One fundamental problem in imitation learning arises from the fact that embodied agents often have different morphologies. Thus, a direct skill transfer from human to a robot is not possible in the general case. Therefore, a systematic approach to PbD is needed, which takes the capabilities of the robot into account-regarding both perception and body structure. In addition, the robot should be able to learn from experience and improve over time. This raises the question of how to determine the demonstrator's goal or intentions. It is shown that this is possible-to some degree-to infer from multiple demonstrations.

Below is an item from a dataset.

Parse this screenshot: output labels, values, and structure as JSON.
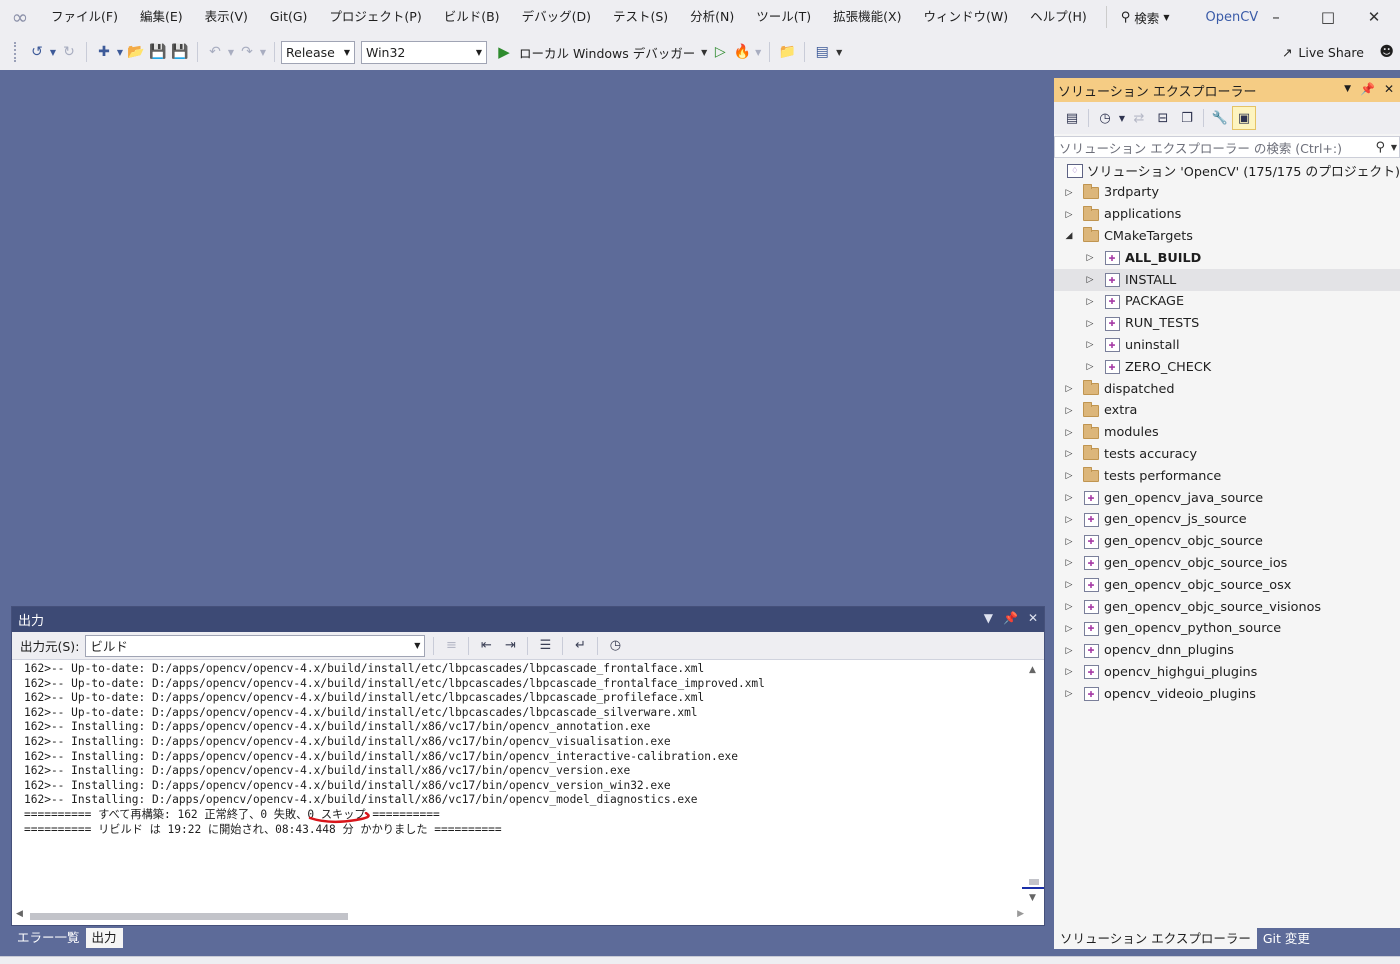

This thesis address the problem of generation of a reach-to-grasp motion that produces the same results as a human demonstration. It is also of interest to learn what parts of a demonstration provide important information about the task.
The major contribution is the investigation of a next-state-planner using a fuzzy time-modeling approach to reproduce a human demonstration on a robot. It is shown that the proposed planner can generate executable robot trajectories based on a generalization of multiple human demonstrations. The notion of hand-states is used as a common motion language between the human and the robot. It allows the robot to interpret the human motions as its own, and it also synchronizes reaching with grasping. Other contributions include the model-free learning of human to robot mapping, and how an imitation metric can be used for reinforcement learning of new robot skills.
The experimental part of this thesis presents the implementation of PbD of pick-and-place-tasks on different robotic hands/grippers. The different platforms consist of manipulators and motion capturing devices.